Disminución de los niveles de hormonas sexuales y aumento de prolactina. El uso prolongado de analgésicos opioides puede asociarse con disminución de los niveles de hormonas sexuales y aumento de prolactina. Los síntomas incluyen disminución de la libido, impotencia o amenorrea.

Efecto sobre la conducción cardíaca. La metadona es un inhibidor de los canales de potasio cardíacos y prolonga el intervalo QT. Se han notificado casos de prolongación del intervalo QT y torsades de pointes durante el tratamiento con metadona, especialmente en dosis altas (> 100 mg/día). Se han observado casos de arritmias graves (fibrilación y aleteo ventricular) con el uso de metadona. La mayoría de estos casos ocurrieron con dosis altas diarias repetidas (> 200 mg/día), generalmente para aliviar el dolor, aunque se han descrito casos durante terapia de mantenimiento en pacientes dependientes de opioides.

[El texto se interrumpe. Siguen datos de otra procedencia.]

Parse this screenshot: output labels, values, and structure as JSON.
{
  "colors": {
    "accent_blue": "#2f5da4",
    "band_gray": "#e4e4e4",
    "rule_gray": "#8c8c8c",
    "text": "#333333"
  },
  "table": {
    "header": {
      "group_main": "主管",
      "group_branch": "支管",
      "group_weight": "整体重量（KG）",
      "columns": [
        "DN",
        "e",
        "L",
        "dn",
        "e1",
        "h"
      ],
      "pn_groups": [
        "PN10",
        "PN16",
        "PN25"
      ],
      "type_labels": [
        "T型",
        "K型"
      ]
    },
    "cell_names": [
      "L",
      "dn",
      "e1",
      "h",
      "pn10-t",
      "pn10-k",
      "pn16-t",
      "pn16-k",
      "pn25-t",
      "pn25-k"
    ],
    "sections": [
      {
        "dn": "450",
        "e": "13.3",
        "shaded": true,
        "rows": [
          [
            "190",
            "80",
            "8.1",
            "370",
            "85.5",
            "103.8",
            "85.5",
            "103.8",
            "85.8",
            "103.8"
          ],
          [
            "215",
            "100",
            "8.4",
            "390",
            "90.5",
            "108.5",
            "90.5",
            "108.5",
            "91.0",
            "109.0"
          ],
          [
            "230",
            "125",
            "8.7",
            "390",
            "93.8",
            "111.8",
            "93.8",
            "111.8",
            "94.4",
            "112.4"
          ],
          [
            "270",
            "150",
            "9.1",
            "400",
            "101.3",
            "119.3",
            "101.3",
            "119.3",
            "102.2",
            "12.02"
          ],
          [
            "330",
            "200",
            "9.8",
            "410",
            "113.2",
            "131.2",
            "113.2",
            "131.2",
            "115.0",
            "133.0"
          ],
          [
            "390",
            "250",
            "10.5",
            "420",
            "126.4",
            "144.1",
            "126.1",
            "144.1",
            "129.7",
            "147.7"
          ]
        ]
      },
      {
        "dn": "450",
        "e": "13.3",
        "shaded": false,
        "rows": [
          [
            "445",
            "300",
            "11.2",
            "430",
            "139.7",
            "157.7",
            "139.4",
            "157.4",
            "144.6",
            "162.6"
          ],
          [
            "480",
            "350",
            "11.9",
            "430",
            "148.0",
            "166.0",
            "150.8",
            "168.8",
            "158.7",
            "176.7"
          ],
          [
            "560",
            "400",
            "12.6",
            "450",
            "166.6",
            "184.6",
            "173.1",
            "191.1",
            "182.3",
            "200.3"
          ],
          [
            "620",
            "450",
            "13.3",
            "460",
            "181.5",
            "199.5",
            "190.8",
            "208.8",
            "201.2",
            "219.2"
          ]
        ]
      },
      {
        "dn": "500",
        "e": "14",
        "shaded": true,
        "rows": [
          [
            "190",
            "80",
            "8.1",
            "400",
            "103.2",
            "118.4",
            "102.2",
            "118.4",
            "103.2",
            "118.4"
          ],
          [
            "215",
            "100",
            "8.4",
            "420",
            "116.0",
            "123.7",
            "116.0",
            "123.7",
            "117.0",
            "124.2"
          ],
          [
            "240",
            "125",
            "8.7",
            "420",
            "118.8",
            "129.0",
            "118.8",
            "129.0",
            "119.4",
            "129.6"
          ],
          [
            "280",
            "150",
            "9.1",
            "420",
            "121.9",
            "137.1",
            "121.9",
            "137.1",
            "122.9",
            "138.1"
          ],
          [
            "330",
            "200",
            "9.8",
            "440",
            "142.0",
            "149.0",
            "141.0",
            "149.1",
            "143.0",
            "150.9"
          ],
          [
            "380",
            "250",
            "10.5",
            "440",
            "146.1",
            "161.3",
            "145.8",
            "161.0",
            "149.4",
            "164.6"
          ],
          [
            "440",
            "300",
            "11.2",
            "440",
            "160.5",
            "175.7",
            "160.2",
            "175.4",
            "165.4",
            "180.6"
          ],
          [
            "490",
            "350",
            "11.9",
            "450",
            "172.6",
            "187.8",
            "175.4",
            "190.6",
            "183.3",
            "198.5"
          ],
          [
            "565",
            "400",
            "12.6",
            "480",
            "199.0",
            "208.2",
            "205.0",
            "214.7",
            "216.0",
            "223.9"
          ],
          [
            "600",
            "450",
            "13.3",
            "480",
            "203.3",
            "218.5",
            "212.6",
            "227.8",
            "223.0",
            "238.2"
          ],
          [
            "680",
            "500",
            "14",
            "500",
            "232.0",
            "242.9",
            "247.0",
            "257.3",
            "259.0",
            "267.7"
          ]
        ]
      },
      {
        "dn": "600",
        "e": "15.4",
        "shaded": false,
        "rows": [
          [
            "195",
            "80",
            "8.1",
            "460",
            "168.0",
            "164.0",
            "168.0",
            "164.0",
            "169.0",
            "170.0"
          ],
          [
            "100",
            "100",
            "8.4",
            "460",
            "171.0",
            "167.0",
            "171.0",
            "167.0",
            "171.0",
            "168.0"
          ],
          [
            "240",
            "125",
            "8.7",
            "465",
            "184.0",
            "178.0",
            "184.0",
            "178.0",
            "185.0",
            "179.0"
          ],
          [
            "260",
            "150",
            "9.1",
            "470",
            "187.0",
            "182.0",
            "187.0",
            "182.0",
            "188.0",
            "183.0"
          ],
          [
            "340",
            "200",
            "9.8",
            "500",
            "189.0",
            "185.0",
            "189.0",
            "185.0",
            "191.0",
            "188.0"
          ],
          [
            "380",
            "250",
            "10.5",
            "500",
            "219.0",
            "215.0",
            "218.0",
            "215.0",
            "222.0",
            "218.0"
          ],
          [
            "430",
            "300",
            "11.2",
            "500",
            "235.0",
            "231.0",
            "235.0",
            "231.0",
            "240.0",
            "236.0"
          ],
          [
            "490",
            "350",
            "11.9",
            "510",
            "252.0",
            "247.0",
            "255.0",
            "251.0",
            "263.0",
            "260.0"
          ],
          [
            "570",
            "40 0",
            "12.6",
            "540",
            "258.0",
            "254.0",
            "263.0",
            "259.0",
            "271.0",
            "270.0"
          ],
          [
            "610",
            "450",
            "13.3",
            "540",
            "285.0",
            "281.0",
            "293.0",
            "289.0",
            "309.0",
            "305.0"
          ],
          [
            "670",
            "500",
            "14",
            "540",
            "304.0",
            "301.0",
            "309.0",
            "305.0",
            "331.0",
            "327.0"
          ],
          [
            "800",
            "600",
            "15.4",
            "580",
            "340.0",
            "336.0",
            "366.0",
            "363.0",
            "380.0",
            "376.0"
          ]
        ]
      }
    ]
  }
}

La metadona debe usarse con precaución en pacientes con riesgo de prolongación del intervalo QT, es decir, pacientes con antecedentes de alteraciones de la conducción cardíaca, enfermedad cardíaca progresiva, cardiopatía isquémica, enfermedad hepática, alteraciones electrolíticas (hipopotasemia, hipomagnesemia), antecedentes familiares de muerte súbita cardíaca, o cuando se administra junto con medicamentos que prolongan el intervalo QT, medicamentos que causan alteraciones electrolíticas o inhibidores del citocromo P450 CYP3A4 (ver sección «Interacción con otros medicamentos y otros tipos de interacción»). El uso de metadona en pacientes con antecedentes de alteraciones de conducción o con riesgo de arritmias solo debe realizarse con monitoreo cuidadoso. En pacientes con factores de riesgo de prolongación del QT, debe realizarse un estudio electrocardiográfico antes del inicio del tratamiento con metadona y control posterior durante la estabilización de la dosis. En pacientes sin factores de riesgo conocidos, debe realizarse monitoreo ECG antes de aumentar la dosis por encima de 100 mg/día y una semana después del aumento de dosis.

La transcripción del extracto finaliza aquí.